A Design.md is a single flat file. It loads in full. No structure, no on-demand pieces. The whole point is that any AI tool can read it: Claude, Cursor, Stitch, Figma Make, whatever comes next month.

The trade-off is portability versus depth.

Should Claude-users skip Design.md and only use Skills?

If you work exclusively in Claude, technically yes, a Skill is the more powerful tool. But there are real reasons Claude users still write Design.md files:

It is faster to start with. 
A Design.md is one file. You write it, you save it, you drop it into a Claude project or attach it to a conversation. A Skill is a folder with structured metadata at the top of the entry file, sub-files Claude loads on demand, and conventions you need to follow. There is real setup work before you can use it. For a small or new design system, that setup might not be worth it.

It’s easier to share 
A Design.md is one markdown file. You can send it to another designer, paste it into Slack, publish it in a blog, or use it across different AI tools. A Skill is also shareable, and often shared as a GitHub repo, but it takes a bit more setup, especially for a non-developer.

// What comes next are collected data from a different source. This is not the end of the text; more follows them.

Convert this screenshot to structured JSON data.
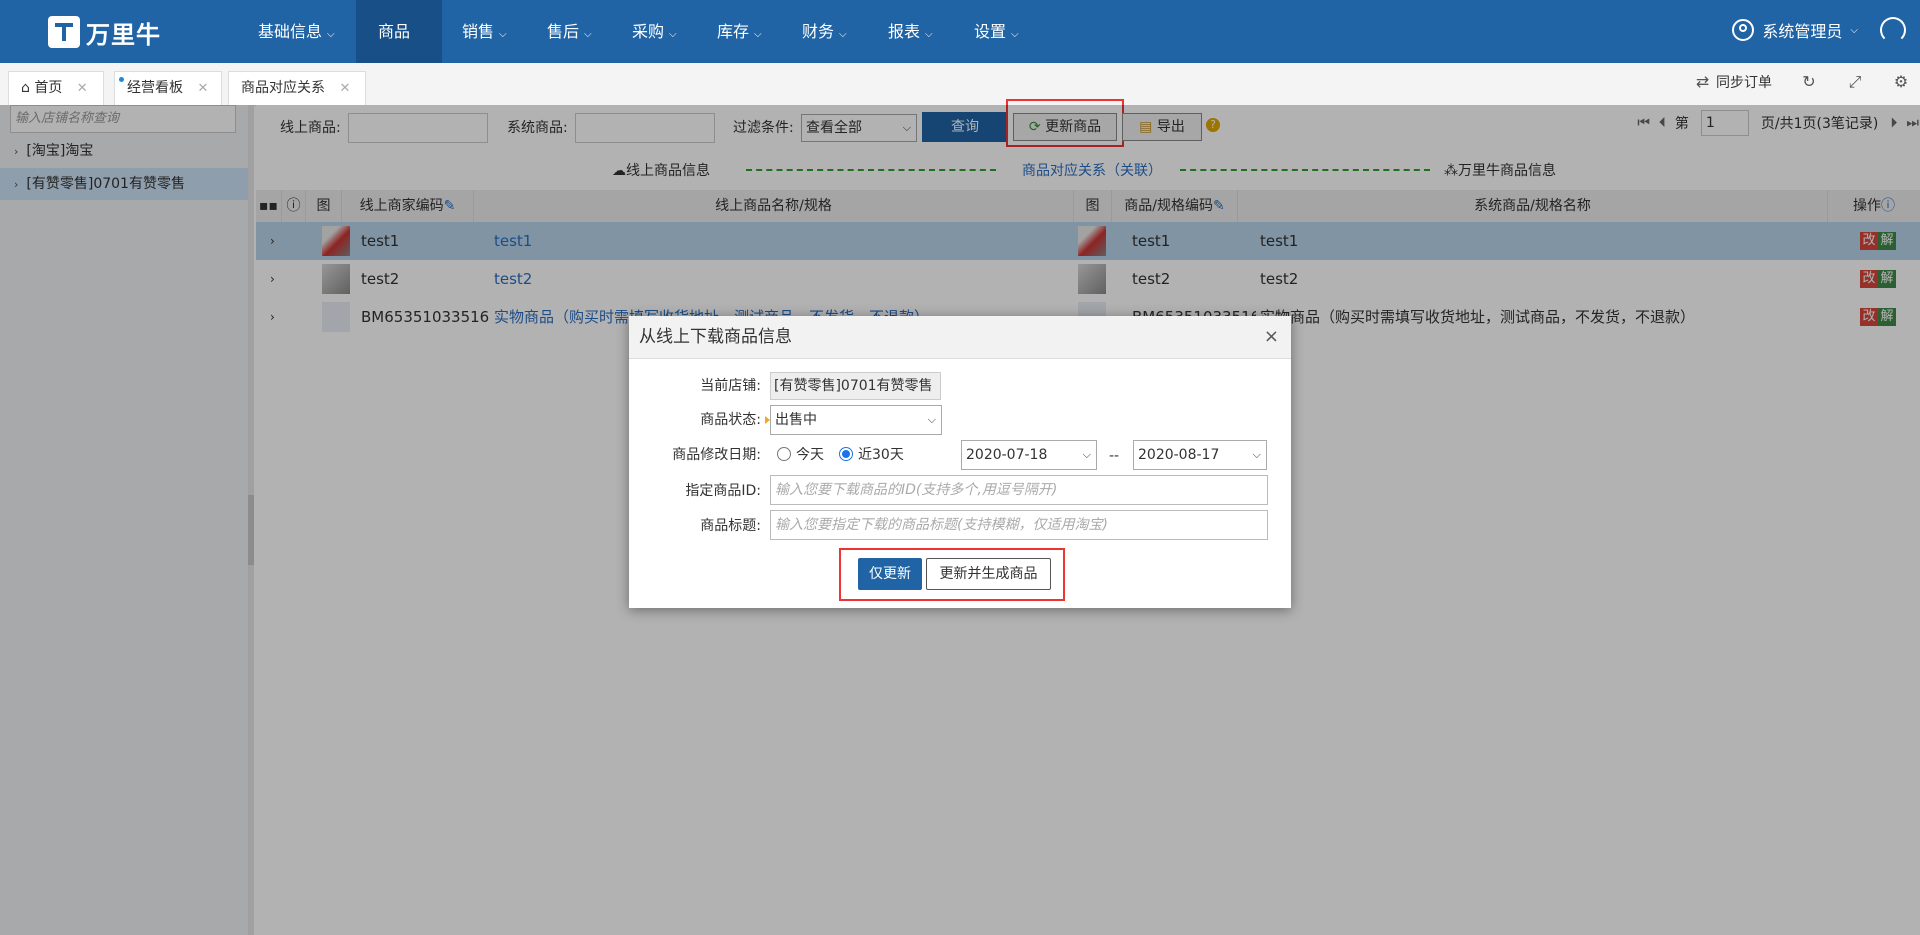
{
  "brand": {
    "logo_text": "万里牛"
  },
  "topnav": {
    "items": [
      {
        "label": "基础信息"
      },
      {
        "label": "商品"
      },
      {
        "label": "销售"
      },
      {
        "label": "售后"
      },
      {
        "label": "采购"
      },
      {
        "label": "库存"
      },
      {
        "label": "财务"
      },
      {
        "label": "报表"
      },
      {
        "label": "设置"
      }
    ],
    "active_index": 1,
    "user_label": "系统管理员"
  },
  "tabs": [
    {
      "label": "首页"
    },
    {
      "label": "经营看板"
    },
    {
      "label": "商品对应关系"
    }
  ],
  "tools": {
    "sync_orders": "同步订单"
  },
  "sidebar": {
    "search_placeholder": "输入店铺名称查询",
    "items": [
      {
        "label": "[淘宝]淘宝"
      },
      {
        "label": "[有赞零售]0701有赞零售"
      }
    ]
  },
  "toolbar": {
    "online_label": "线上商品:",
    "system_label": "系统商品:",
    "filter_label": "过滤条件:",
    "filter_value": "查看全部",
    "query_button": "查询",
    "update_button": "更新商品",
    "export_button": "导出"
  },
  "pager": {
    "prefix": "第",
    "page": "1",
    "suffix": "页/共1页(3笔记录)"
  },
  "legend": {
    "online_info": "线上商品信息",
    "relation": "商品对应关系（关联）",
    "system_info": "万里牛商品信息"
  },
  "grid": {
    "headers": {
      "img1": "图",
      "merchant_code": "线上商家编码",
      "online_name": "线上商品名称/规格",
      "img2": "图",
      "sku_code": "商品/规格编码",
      "system_name": "系统商品/规格名称",
      "actions": "操作"
    },
    "rows": [
      {
        "code": "test1",
        "name": "test1",
        "sku": "test1",
        "sys_name": "test1",
        "edit": "改",
        "unlink": "解"
      },
      {
        "code": "test2",
        "name": "test2",
        "sku": "test2",
        "sys_name": "test2",
        "edit": "改",
        "unlink": "解"
      },
      {
        "code": "BM65351033516",
        "name": "实物商品（购买时需填写收货地址，测试商品，不发货，不退款）",
        "sku": "BM65351033516",
        "sys_name": "实物商品（购买时需填写收货地址，测试商品，不发货，不退款）",
        "edit": "改",
        "unlink": "解"
      }
    ]
  },
  "modal": {
    "title": "从线上下载商品信息",
    "close": "×",
    "shop_label": "当前店铺:",
    "shop_value": "[有赞零售]0701有赞零售",
    "status_label": "商品状态:",
    "status_value": "出售中",
    "date_label": "商品修改日期:",
    "radio_today": "今天",
    "radio_30days": "近30天",
    "date_from": "2020-07-18",
    "date_sep": "--",
    "date_to": "2020-08-17",
    "id_label": "指定商品ID:",
    "id_placeholder": "输入您要下载商品的ID(支持多个,用逗号隔开)",
    "title_label": "商品标题:",
    "title_placeholder": "输入您要指定下载的商品标题(支持模糊，仅适用淘宝)",
    "btn_update_only": "仅更新",
    "btn_update_generate": "更新并生成商品"
  },
  "colors": {
    "nav_bg": "#2064a6",
    "nav_active": "#174f86",
    "highlight_box": "#e33333",
    "link": "#2a6fc4",
    "action_edit": "#d9463c",
    "action_unlink": "#3f8a4a"
  }
}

Other people on your team might not use Claude. 
Even if you do, the marketing person next to you might use Stitch. A Design.md serves them too.

It is a useful artefact in its own right. 
Writing a Design.md forces you to think through your system. The output is valuable to humans, not just AI. A Skill is more of an internal Claude mechanism.

So even Claude-heavy teams often have Design.md files. Not because Skills cannot do the job, but because Design.md is a lighter, more portable, more human-readable format.

When to use which


NOTE: The two are not mutually exclusive. A Design.md can live inside a Skill folder. Or a team might have both: a full Skill that holds the design system, examples, and supporting documents, and a Design.md as a portable summary that other tools can read. Use what fits the team. The point is not to pick a winner, it is to give the AI a reliable reference.

How Design.md fits with the rest of the design system

A Design.md is not a replacement for your design files or your component library. It complements them. The design files stay the canonical visual truth. The component library stays the implementation. The Design.md is the layer that explains the logic of the system to the AI, so the AI can extend the system to new screens without breaking that logic.

And it is worth saying out loud: markdown is not deterministic. The AI will follow your Design.md most of the time, and miss occasionally. It is 80-20. It is in the design and development team’s hands to make sure the final product is what it should be.

What Design.md is good for and what it is not

A Design.md is good for

  • Prototyping new screens fast, on-system
  • Aligning multiple people prompting AI tools to produce work that looks like it came from one product
  • Encoding the legacy lessons your team has learned, so the AI does not reintroduce drift you already cleaned up
  • Onboarding a new designer or developer to your visual logic in fifteen minutes

A Design.md is not good for

  • Replacing your component library
  • Making a brand-less product feel branded by copying someone else’s file
  • Producing pixel-perfect production output from prompts alone (a girl can dream, though)
  • Enforcing accessibility (the agent will follow your rules, but it will not catch every contrast failure; you still need a review)

The honest framing is that a good Design.md gets you to roughly 80 percent. The remaining 20 is judgment, refinement, and the kind of decision-making that does not compress into a markdown file. That last 20 is still a designer’s job.

The takeaway

Design.md is a small format with a useful pattern. The pattern is: write down the rules of your system in a way an AI agent can read, and the agent will follow them most of the time. The trap is thinking the format itself does the work. It does not. The work is in the rationale, the constraints, and the honesty about what your product actually looks like today.

If you write it well, an AI tool can extend your system to new screens without making them feel like a different product. If you just scrape another brand’s style into a design.md, you get some semi-coherent stranger pretending to be your brand.

Hype fades. The work of writing down what your system actually is, and why, does not.